H.R. 1919, the Safeguarding America's Pharmaceuticals Act, aims to crack down on stolen and counterfeit drugs, as well as the re-entry of adulterated drugs into the supply chain, according to MedPage Today.
It passed on a voice vote, with no recorded vote taken.
The bill, however, stops short of requiring unit-level traceability--and there can be thousands in a manufacturing lot. And that's where counterfeiting takes place, according to the MedPage article.
The bill calls only for an "enhanced" system by 2027, with no requirement for final rules or implementation. Once rules are finalized, it would be another two years before they could go into effect.
Allan Coukell, deputy director of medical programs at the Pew Charitable Trusts, told MedPage Today that the House bill has zero chance of passing the Senate. Meanwhile, a Senate bill, due for a floor vote later this month, requires a move to unit-level traceability after 10 years. Either of the bills would supersede state-crafted legislation to track pharmaceuticals.

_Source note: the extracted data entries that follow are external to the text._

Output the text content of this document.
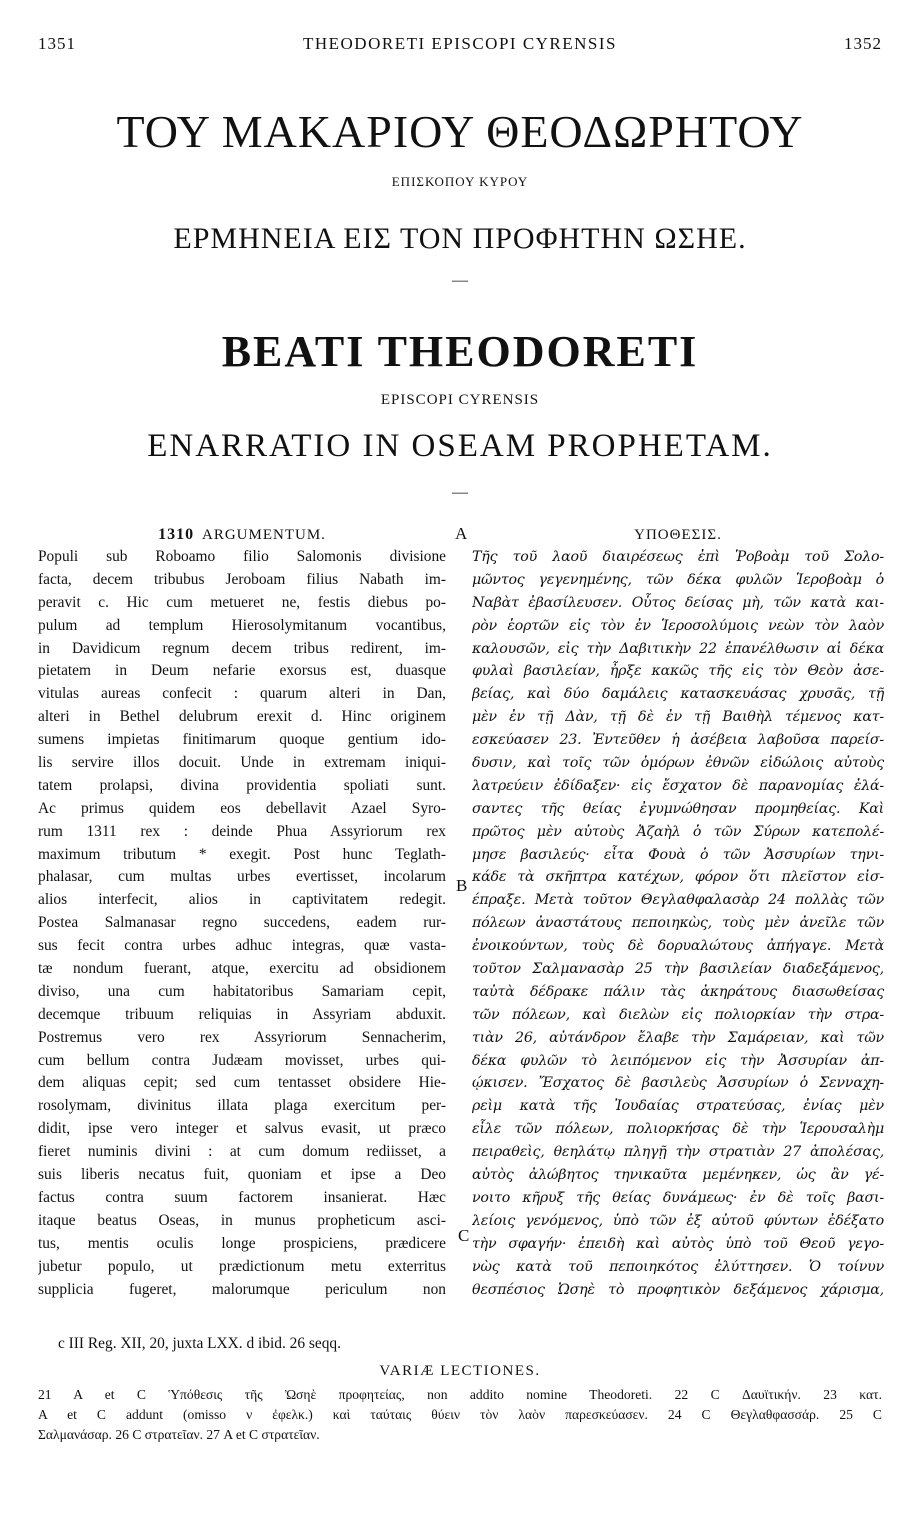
1351	THEODORETI EPISCOPI CYRENSIS	1352
ΤΟΥ ΜΑΚΑΡΙΟΥ ΘΕΟΔΩΡΗΤΟΥ
ΕΠΙΣΚΟΠΟΥ ΚΥΡΟΥ
ΕΡΜΗΝΕΙΑ ΕΙΣ ΤΟΝ ΠΡΟΦΗΤΗΝ ΩΣΗΕ.
—
BEATI THEODORETI
EPISCOPI CYRENSIS
ENARRATIO IN OSEAM PROPHETAM.
—
1310 ARGUMENTUM.
Populi sub Roboamo filio Salomonis divisione
facta, decem tribubus Jeroboam filius Nabath im-
peravit c. Hic cum metueret ne, festis diebus po-
pulum ad templum Hierosolymitanum vocantibus,
in Davidicum regnum decem tribus redirent, im-
pietatem in Deum nefarie exorsus est, duasque
vitulas aureas confecit : quarum alteri in Dan,
alteri in Bethel delubrum erexit d. Hinc originem
sumens impietas finitimarum quoque gentium ido-
lis servire illos docuit. Unde in extremam iniqui-
tatem prolapsi, divina providentia spoliati sunt.
Ac primus quidem eos debellavit Azael Syro-
rum 1311 rex : deinde Phua Assyriorum rex
maximum tributum * exegit. Post hunc Teglath-
phalasar, cum multas urbes evertisset, incolarum
alios interfecit, alios in captivitatem redegit.
Postea Salmanasar regno succedens, eadem rur-
sus fecit contra urbes adhuc integras, quæ vasta-
tæ nondum fuerant, atque, exercitu ad obsidionem
diviso, una cum habitatoribus Samariam cepit,
decemque tribuum reliquias in Assyriam abduxit.
Postremus vero rex Assyriorum Sennacherim,
cum bellum contra Judæam movisset, urbes qui-
dem aliquas cepit; sed cum tentasset obsidere Hie-
rosolymam, divinitus illata plaga exercitum per-
didit, ipse vero integer et salvus evasit, ut præco
fieret numinis divini : at cum domum rediisset, a
suis liberis necatus fuit, quoniam et ipse a Deo
factus contra suum factorem insanierat. Hæc
itaque beatus Oseas, in munus propheticum asci-
tus, mentis oculis longe prospiciens, prædicere
jubetur populo, ut prædictionum metu exterritus
supplicia fugeret, malorumque periculum non
A
B
C
ΥΠΟΘΕΣΙΣ.
Τῆς τοῦ λαοῦ διαιρέσεως ἐπὶ Ῥοβοὰμ τοῦ Σολο-
μῶντος γεγενημένης, τῶν δέκα φυλῶν Ἱεροβοὰμ ὁ
Ναβὰτ ἐβασίλευσεν. Οὗτος δείσας μὴ, τῶν κατὰ και-
ρὸν ἑορτῶν εἰς τὸν ἐν Ἱεροσολύμοις νεὼν τὸν λαὸν
καλουσῶν, εἰς τὴν Δαβιτικὴν 22 ἐπανέλθωσιν αἱ δέκα
φυλαὶ βασιλείαν, ἦρξε κακῶς τῆς εἰς τὸν Θεὸν ἀσε-
βείας, καὶ δύο δαμάλεις κατασκευάσας χρυσᾶς, τῇ
μὲν ἐν τῇ Δὰν, τῇ δὲ ἐν τῇ Βαιθὴλ τέμενος κατ-
εσκεύασεν 23. Ἐντεῦθεν ἡ ἀσέβεια λαβοῦσα παρείσ-
δυσιν, καὶ τοῖς τῶν ὁμόρων ἐθνῶν εἰδώλοις αὐτοὺς
λατρεύειν ἐδίδαξεν· εἰς ἔσχατον δὲ παρανομίας ἐλά-
σαντες τῆς θείας ἐγυμνώθησαν προμηθείας. Καὶ
πρῶτος μὲν αὐτοὺς Ἀζαὴλ ὁ τῶν Σύρων κατεπολέ-
μησε βασιλεύς· εἶτα Φουὰ ὁ τῶν Ἀσσυρίων τηνι-
κάδε τὰ σκῆπτρα κατέχων, φόρον ὅτι πλεῖστον εἰσ-
έπραξε. Μετὰ τοῦτον Θεγλαθφαλασὰρ 24 πολλὰς τῶν
πόλεων ἀναστάτους πεποιηκὼς, τοὺς μὲν ἀνεῖλε τῶν
ἐνοικούντων, τοὺς δὲ δορυαλώτους ἀπήγαγε. Μετὰ
τοῦτον Σαλμανασὰρ 25 τὴν βασιλείαν διαδεξάμενος,
ταὐτὰ δέδρακε πάλιν τὰς ἀκηράτους διασωθείσας
τῶν πόλεων, καὶ διελὼν εἰς πολιορκίαν τὴν στρα-
τιὰν 26, αὐτάνδρον ἔλαβε τὴν Σαμάρειαν, καὶ τῶν
δέκα φυλῶν τὸ λειπόμενον εἰς τὴν Ἀσσυρίαν ἀπ-
ῴκισεν. Ἔσχατος δὲ βασιλεὺς Ἀσσυρίων ὁ Σενναχη-
ρεὶμ κατὰ τῆς Ἰουδαίας στρατεύσας, ἐνίας μὲν
εἷλε τῶν πόλεων, πολιορκήσας δὲ τὴν Ἱερουσαλὴμ
πειραθεὶς, θεηλάτῳ πληγῇ τὴν στρατιὰν 27 ἀπολέσας,
αὐτὸς ἀλώβητος τηνικαῦτα μεμένηκεν, ὡς ἂν γέ-
νοιτο κῆρυξ τῆς θείας δυνάμεως· ἐν δὲ τοῖς βασι-
λείοις γενόμενος, ὑπὸ τῶν ἐξ αὐτοῦ φύντων ἐδέξατο
τὴν σφαγήν· ἐπειδὴ καὶ αὐτὸς ὑπὸ τοῦ Θεοῦ γεγο-
νὼς κατὰ τοῦ πεποιηκότος ἐλύττησεν. Ὁ τοίνυν
θεσπέσιος Ὠσηὲ τὸ προφητικὸν δεξάμενος χάρισμα,
c III Reg. XII, 20, juxta LXX. d ibid. 26 seqq.
VARIÆ LECTIONES.
21 A et C Ὑπόθεσις τῆς Ὠσηὲ προφητείας, non addito nomine Theodoreti. 22 C Δαυϊτικήν. 23 κατ.
A et C addunt (omisso ν ἐφελκ.) καὶ ταύταις θύειν τὸν λαὸν παρεσκεύασεν. 24 C Θεγλαθφασσάρ. 25 C
Σαλμανάσαρ. 26 C στρατεῖαν. 27 A et C στρατεῖαν.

The U.S. Food and Drug Administration supports unit-level traceability, and 29 medical and patient advocacy organizations, including the American Society of Clinical Oncology and the American Public Health Association came out against the House bill.
An Institute of Medicine report published in February calls for a public database similar to that proposed in the Senate bill. That legislation calls for the entire supply chain--from manufacturers to dispensers--to electronically provide transaction information during changes in ownership providing more real-time information.
Meanwhile, Orange Healthcare, the health division of French telecommunications company France-Telecom Orange, has developed a text-based platform that authenticates drugs digitally. The SMS-based solution, to be used in Africa, includes a unique verification code, which is hidden behind a scratchable surface layer, on each packet or bottle of medicine. Patients then can submit the code via text message to check the authenticity of the drug against a database.